AS ONE IS NOW THE PROUD OWNER OF A KINDLE HD FIRE
The perfect Easter gift for One.
And, One feels a tad mean, since the reciprocative gift was a chicken…
Not even a chocolate chick, or a fluffy Easter chick, nay, an actual oven ready (part of a 3 for ten quid deal) chicken.
No matter, One is mesmerised by the new toy and have already accidentally signed up for Amazon Prime, bought some expensive apps and downloaded the Artist magazine.
The generous benefactor of the device has already been on the phone trying to get the extortionate amount of app spends refunded. He thought it would be ok since lately, parents have been able to get refunds from understanding service providers.
The plan, however, went slightly awry when asked how old the child was…

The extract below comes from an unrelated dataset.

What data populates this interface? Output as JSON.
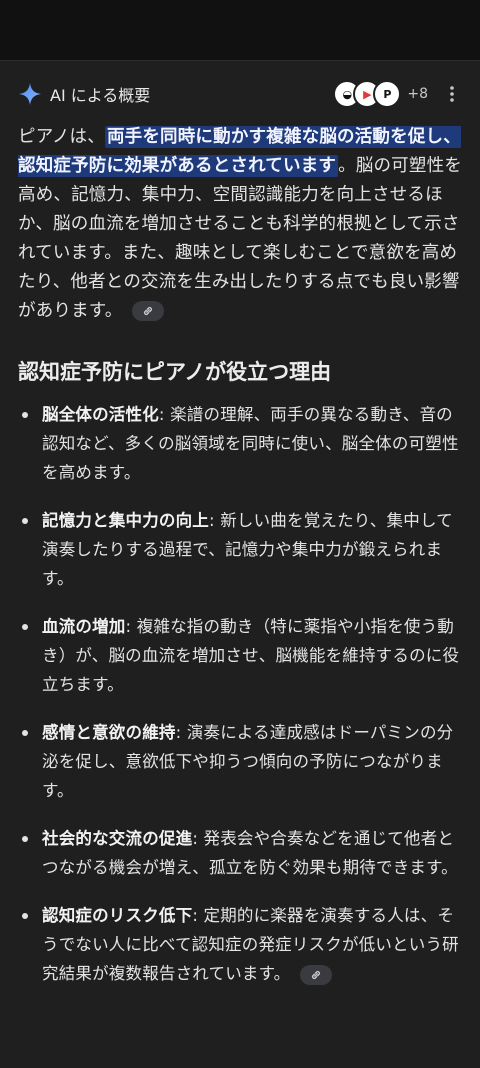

‘she’s fifty-six,’ was the reply.
Went to Sainsburys yesterday evening with the sole intention of buying up all the end of date scoff, imagining there would be loads, considering the SHOPS AREN’T OPEN TODAY
What’s that all about? Didn’t the baby Jesus like shopping? I bet his mum did!
Imagine the scene at Whitby Abbey…
‘Right come on then everyone, let’s decide when Easter is going to be. Make sure it’s early in the year so it’s feckin’ freezin’, and, yeah, let’s shut all the shops so the irreligious little feckers have sod all to do.’
Any road up – no bargains – no Easter-sodding-Eggs!
NO EASTER EGGS
Had to buy Boy a fluffy chicken and a box of Eclairs!
Am off to cook a leg of lamb a la Heston Bloomineck.